The final victory of "the daemonials and idols" was achieved by a second female, the empress Theodore, who was left guardian of the empire A.D. 842. Her measures were bold and decisive. She ordered the Iconoclast patriarch to be whipped with two hundred lashes. Upon this the bishops trembled, the monks shouted, and idolatry reigned supreme. The churches of France, Germany, England, and Spain, steered a middle course between the adoration and the destruction of the idols, which they admitted into their temples, not as objects of worship, but as lively and useful memorials of faith and history. Among the barbarians of the west the worship of idols advanced with silent and insensible progress, because among them were "nourished the Woman and the Remnant of her seed" (xii. 14-17); but a large atonement is made for their hesitation and delay, by the gross idolatry of the ages which precede the protestant modification of Romanism, and of the countries, both in Europe and America, which are still immersed in the gloom of daemonial superstition.

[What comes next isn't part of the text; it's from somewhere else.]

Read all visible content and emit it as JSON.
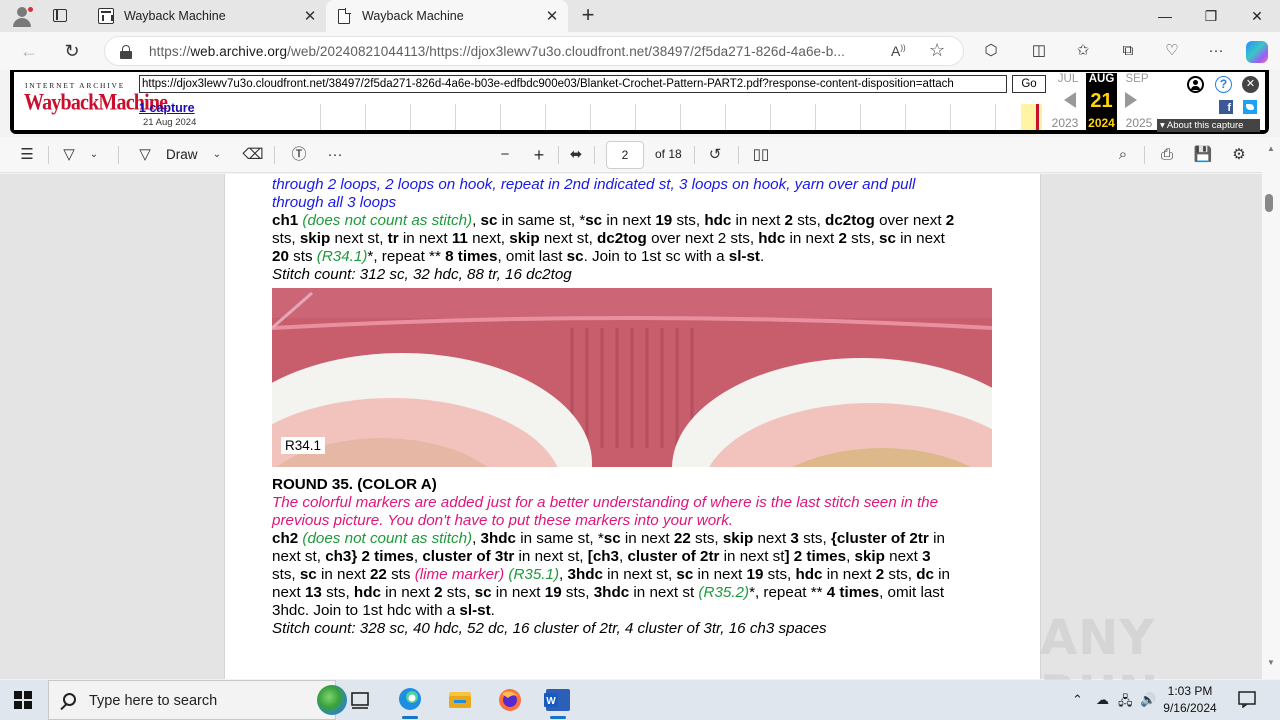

Thus, having become inveterate idolators "the inhabitants of the earth" were given over to their delusions, and nothing remained but to inflict upon them the sanguinary judgments of the three woes, or fifth, sixth, and seventh trumpets. As I have said, the second woe ended in A.D. 1794; and since then, the third woe has been doing its work upon the daemonialists and image worshippers of the European and American sections of the globe. Its judgments have not yet ceased; for "the rest of the men" have "not changed from the works of their hands, that they should not worship the daemonials and idols;" nor have they of the "religious world" abandoned murder, sorcery, fornication, and theft. Therefore the judgments of the third woe will not cease, until all the catholic, protestant, and sectarian systems of Daemonialism shall be destroyed; and Yahweh be alone exalted as Elohim and King over all the earth in a peaceful and glorious reign of one thousand years (v. 10; xx. 4,6).